The Chicago Symphony, raised to a pinnacle of Central European style by Fritz Reiner (a Hungarian) in the last generation, has been kept there by another Hungarian, Sir Georg Solti. Where it will go under the direction of Daniel Barenboim, an Israeli born in Argentina who has been working in Paris since 1975, is uncertain. But Barenboim has worked long and hard to make the Orchestre de Paris play German music in a German style, his Beethoven is impeccable when he conducts the Berlin Philharmonic, and as a pianist he has just recorded a superb interpretation of Bach's "Goldberg" Variations -- hard-core Central European repertoire for sure (Erato 2292-45468-2).

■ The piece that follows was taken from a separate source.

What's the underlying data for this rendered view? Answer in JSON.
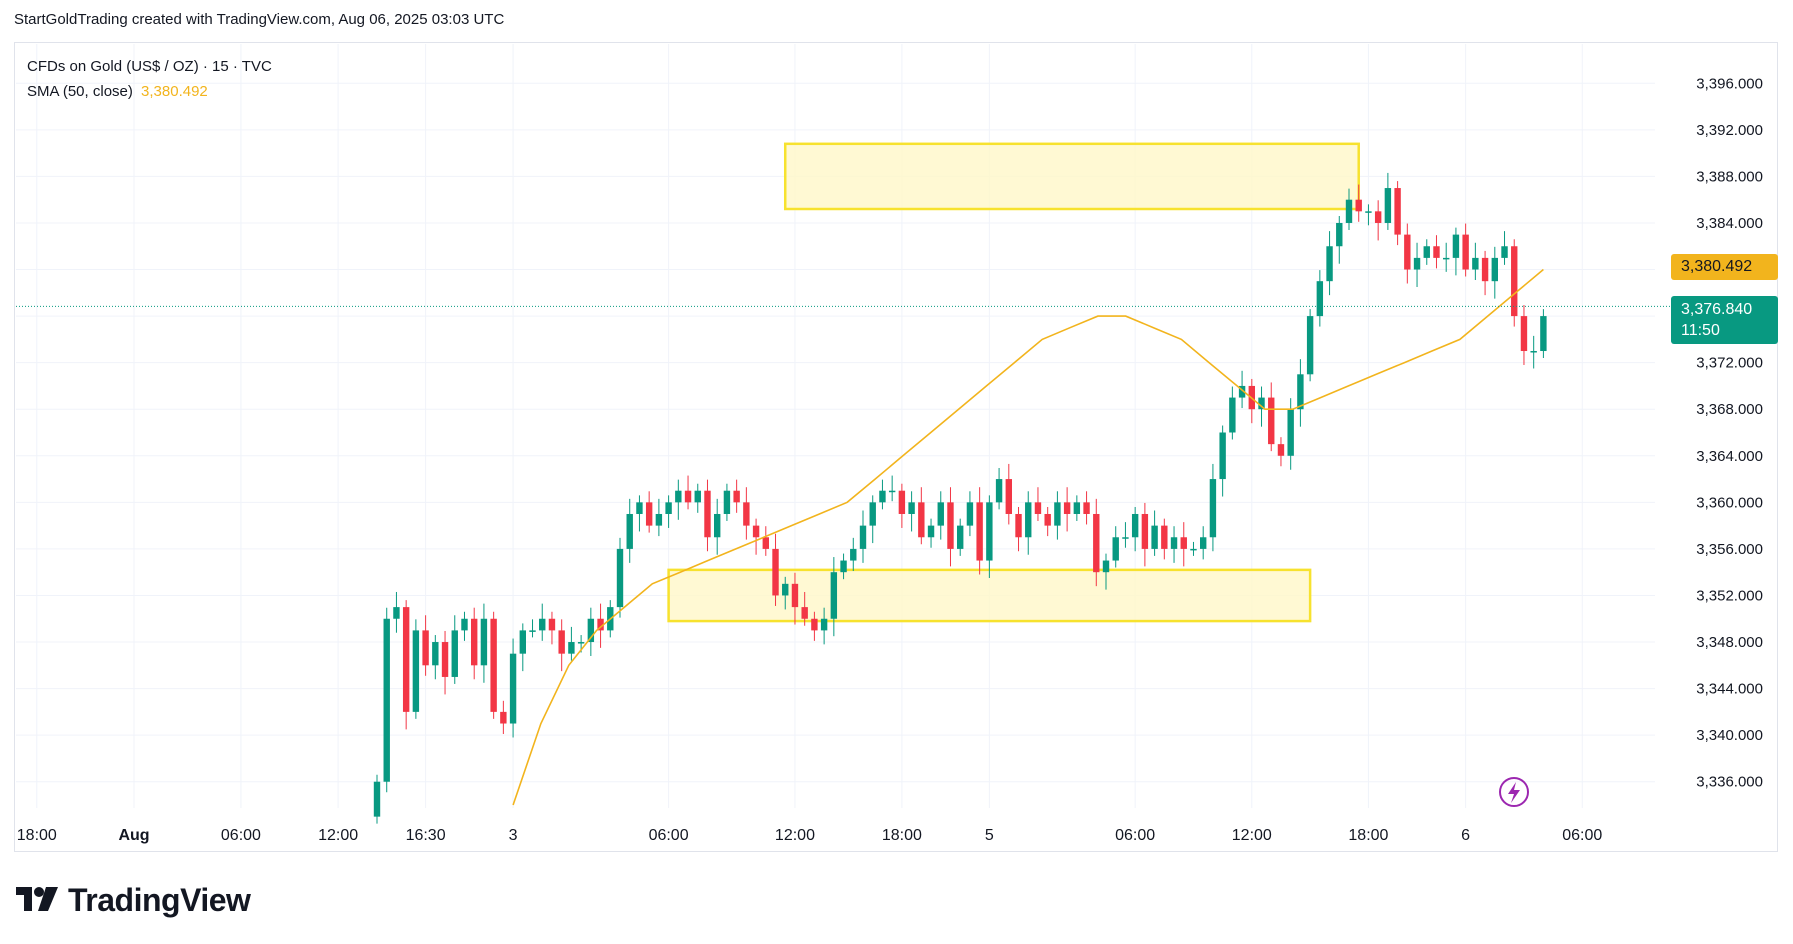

The great Reiner tradition in Chicago is well-documented on compact discs from RCA -- for example, 60002-2-RG (Beethoven's First and Sixth symphonies) or 60388-2-RG (the Strauss "Symphonia Domestica" and "Death and Transfiguration"). Most American orchestras, while they may be particularly strong in one kind of repertoire, pride themselves on versatility. The Chicago Symphony shows this quality in a two-CD set, available in return for a $50 contribution to its development fund, titled "Guests in the House." It features the orchestra playing brilliantly under 10 guest conductors in a variety of styles -- French, German, Spanish, American, even English.

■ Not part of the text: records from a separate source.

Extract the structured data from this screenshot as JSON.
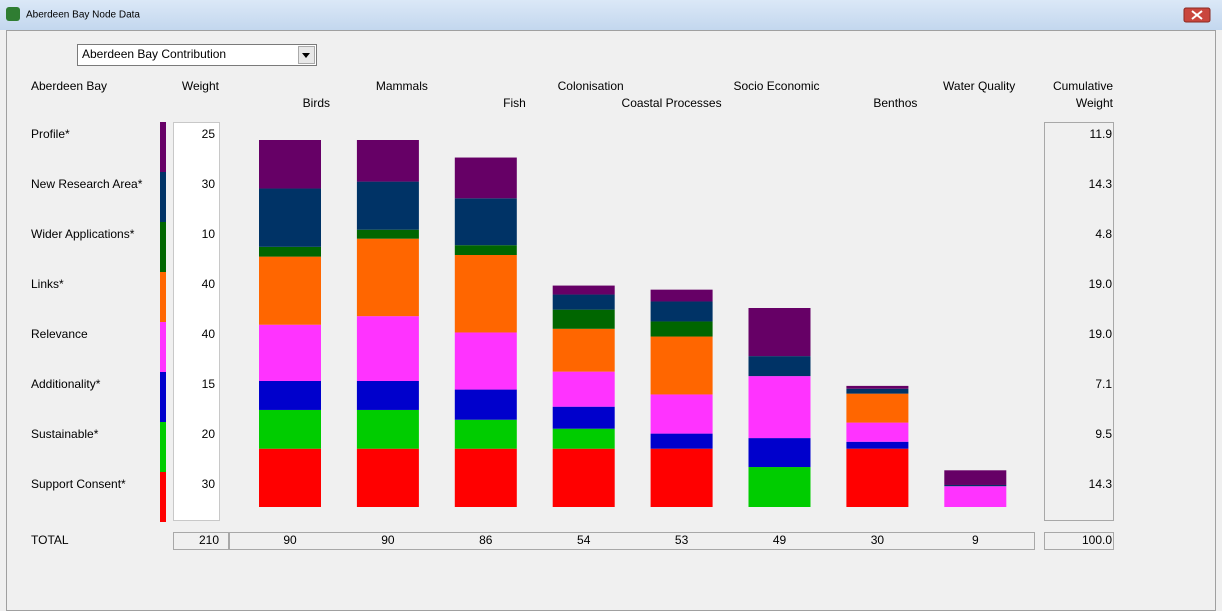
{
  "window_title": "Aberdeen Bay Node Data",
  "dropdown": "Aberdeen Bay Contribution",
  "chart_data": {
    "type": "bar",
    "stacked": true,
    "row_header": "Aberdeen Bay",
    "weight_header": "Weight",
    "cumulative_header": [
      "Cumulative",
      "Weight"
    ],
    "total_label": "TOTAL",
    "categories": [
      "Birds",
      "Mammals",
      "Fish",
      "Colonisation",
      "Coastal Processes",
      "Socio Economic",
      "Benthos",
      "Water Quality"
    ],
    "ylim": [
      0,
      90
    ],
    "series": [
      {
        "name": "Profile*",
        "color": "#660066",
        "weight": 25,
        "cumulative": 11.9,
        "values": [
          11.9,
          10.2,
          10.0,
          2.2,
          2.9,
          11.8,
          0.7,
          3.6
        ]
      },
      {
        "name": "New Research Area*",
        "color": "#003366",
        "weight": 30,
        "cumulative": 14.3,
        "values": [
          14.3,
          11.8,
          11.5,
          3.7,
          4.9,
          4.9,
          1.2,
          0.3
        ]
      },
      {
        "name": "Wider Applications*",
        "color": "#006600",
        "weight": 10,
        "cumulative": 4.8,
        "values": [
          2.4,
          2.2,
          2.4,
          4.7,
          3.7,
          0,
          0,
          0
        ]
      },
      {
        "name": "Links*",
        "color": "#ff6600",
        "weight": 40,
        "cumulative": {
          "value": 19,
          "label": "19.0"
        },
        "values": [
          16.7,
          19.0,
          19.0,
          10.5,
          14.2,
          0,
          7.1,
          0
        ]
      },
      {
        "name": "Relevance",
        "color": "#ff33ff",
        "weight": 40,
        "cumulative": {
          "value": 19,
          "label": "19.0"
        },
        "values": [
          13.8,
          15.9,
          14.0,
          8.6,
          9.6,
          15.2,
          4.7,
          5.1
        ]
      },
      {
        "name": "Additionality*",
        "color": "#0000cc",
        "weight": 15,
        "cumulative": 7.1,
        "values": [
          7.1,
          7.1,
          7.4,
          5.4,
          3.7,
          7.1,
          1.7,
          0
        ]
      },
      {
        "name": "Sustainable*",
        "color": "#00cc00",
        "weight": 20,
        "cumulative": 9.5,
        "values": [
          9.5,
          9.5,
          7.1,
          4.9,
          0,
          9.8,
          0,
          0
        ]
      },
      {
        "name": "Support Consent*",
        "color": "#ff0000",
        "weight": 30,
        "cumulative": 14.3,
        "values": [
          14.3,
          14.3,
          14.3,
          14.3,
          14.3,
          0,
          14.3,
          0
        ]
      }
    ],
    "weight_total": 210,
    "category_totals": [
      90,
      90,
      86,
      54,
      53,
      49,
      30,
      9
    ],
    "cumulative_total": {
      "value": 100,
      "label": "100.0"
    }
  }
}
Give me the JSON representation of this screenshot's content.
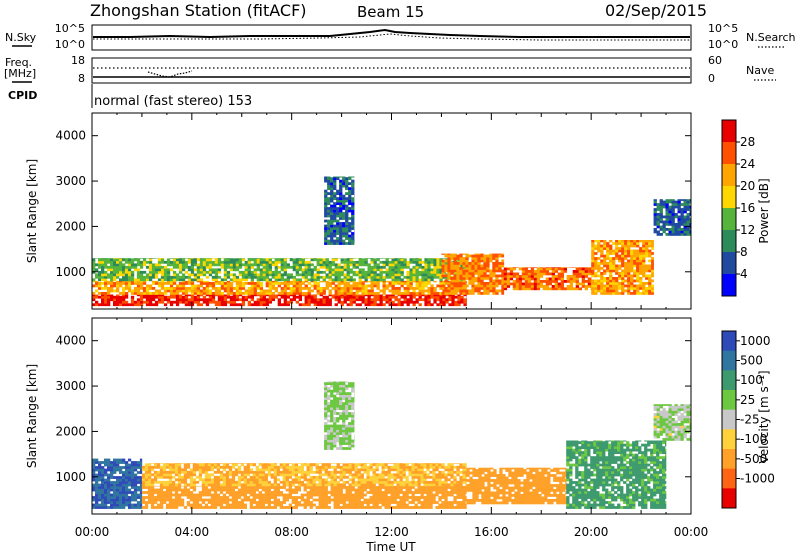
{
  "header": {
    "station": "Zhongshan Station (fitACF)",
    "beam": "Beam 15",
    "date": "02/Sep/2015"
  },
  "noise_panel": {
    "left_label": "N.Sky",
    "right_label": "N.Search",
    "left_ticks": [
      "10^5",
      "10^0"
    ],
    "right_ticks": [
      "10^5",
      "10^0"
    ]
  },
  "freq_panel": {
    "left_label_top": "Freq.",
    "left_label_bottom": "[MHz]",
    "left_ticks": [
      "18",
      "8"
    ],
    "right_label": "Nave",
    "right_ticks": [
      "60",
      "0"
    ]
  },
  "cpid": {
    "label": "CPID",
    "mode": "normal (fast stereo) 153"
  },
  "x_axis": {
    "label": "Time UT",
    "ticks": [
      "00:00",
      "04:00",
      "08:00",
      "12:00",
      "16:00",
      "20:00",
      "00:00"
    ],
    "range_hours": [
      0,
      24
    ]
  },
  "y_axis": {
    "label": "Slant Range [km]",
    "ticks": [
      "1000",
      "2000",
      "3000",
      "4000"
    ],
    "range_km": [
      180,
      4500
    ]
  },
  "power_colorbar": {
    "title": "Power [dB]",
    "ticks": [
      "4",
      "8",
      "12",
      "16",
      "20",
      "24",
      "28"
    ],
    "colors": [
      "#0000ff",
      "#1f4aa0",
      "#2d8a5a",
      "#56b43c",
      "#ffd700",
      "#ffa500",
      "#ff5000",
      "#e80000"
    ]
  },
  "velocity_colorbar": {
    "title": "Velocity [m s⁻¹]",
    "ticks": [
      "1000",
      "500",
      "100",
      "25",
      "-25",
      "-100",
      "-500",
      "-1000"
    ],
    "colors": [
      "#2e49b8",
      "#2f75a0",
      "#3d9a6e",
      "#6cc840",
      "#c8c8c8",
      "#ffd23c",
      "#ffa028",
      "#ff6414",
      "#e80000"
    ]
  },
  "chart_data": [
    {
      "type": "heatmap",
      "title": "Power [dB]",
      "xlabel": "Time UT",
      "ylabel": "Slant Range [km]",
      "xlim": [
        0,
        24
      ],
      "ylim": [
        180,
        4500
      ],
      "clim": [
        0,
        30
      ],
      "regions": [
        {
          "t": [
            0,
            15
          ],
          "r": [
            250,
            500
          ],
          "value": 29
        },
        {
          "t": [
            0,
            15
          ],
          "r": [
            500,
            800
          ],
          "value": 22
        },
        {
          "t": [
            0,
            15
          ],
          "r": [
            800,
            1300
          ],
          "value": 14
        },
        {
          "t": [
            14,
            16.5
          ],
          "r": [
            500,
            1400
          ],
          "value": 24
        },
        {
          "t": [
            16.5,
            20
          ],
          "r": [
            600,
            1100
          ],
          "value": 25
        },
        {
          "t": [
            20,
            22.5
          ],
          "r": [
            500,
            1700
          ],
          "value": 22
        },
        {
          "t": [
            9.3,
            10.5
          ],
          "r": [
            1600,
            3100
          ],
          "value": 7
        },
        {
          "t": [
            22.5,
            24
          ],
          "r": [
            1800,
            2600
          ],
          "value": 7
        }
      ]
    },
    {
      "type": "heatmap",
      "title": "Velocity [m s⁻¹]",
      "xlabel": "Time UT",
      "ylabel": "Slant Range [km]",
      "xlim": [
        0,
        24
      ],
      "ylim": [
        180,
        4500
      ],
      "clim": [
        -1000,
        1000
      ],
      "regions": [
        {
          "t": [
            0,
            2
          ],
          "r": [
            300,
            1400
          ],
          "value": 700
        },
        {
          "t": [
            2,
            15
          ],
          "r": [
            300,
            800
          ],
          "value": -150
        },
        {
          "t": [
            2,
            15
          ],
          "r": [
            800,
            1300
          ],
          "value": -60
        },
        {
          "t": [
            15,
            19
          ],
          "r": [
            400,
            1200
          ],
          "value": -200
        },
        {
          "t": [
            19,
            23
          ],
          "r": [
            300,
            1800
          ],
          "value": 90
        },
        {
          "t": [
            9.3,
            10.5
          ],
          "r": [
            1600,
            3100
          ],
          "value": 20
        },
        {
          "t": [
            22.5,
            24
          ],
          "r": [
            1800,
            2600
          ],
          "value": 10
        }
      ]
    }
  ]
}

The Milwaukee Symphony, which is the primary performer on the Milwaukee-based Koss label, remains solidly Central European under Czech conductor Zdenek Macal (note his very solid reading of Beethoven's Ninth Symphony on Koss KC-1003). But it also recognizes a special responsibility to American music and fulfills some of that responsibility in a new collection of works by Lukas Foss ("Ode for Orchestra," "Song of Songs" and "With Music Strong") with the composer conducting (Koss KC-1004). This is powerful, inventive music that deserves preservation on records. So is the music of Walter Piston (the Second and Sixth symphonies and the Sinfonietta), which Gerard Schwarz has recorded with the Seattle Symphony and the New York Chamber Symphony on Delos DE 3074. But the realities of record marketing seldom allow American orchestras to record much American music.

David Zinman, music director of the Baltimore Symphony, is -- like Schwarz in Seattle and Slatkin in St. Louis -- one of the still-rare American conductors in charge of a major American orchestra. His work on records is outstanding, and it crosses easily the lines that divide French and/or Russian repertoire from that of Central Europe. I plan to celebrate Bastille Day next Saturday with his recording of the Berlioz arrangement of the "Marseillaise" (Telarc CD-80164). But he is equally impressive in symphonies of Schumann (Telarc CD-80230) or (with pianist Horacio Guttierez) the top-40 warhorses of Tchaikovsky and Rachmaninoff (Telarc CD-80193). If the style wars among American orchestras ever reach a peaceful conclusion, it will probably be through the appointment to key positions of more native American conductors who feel equally at home in all the world's classical idioms.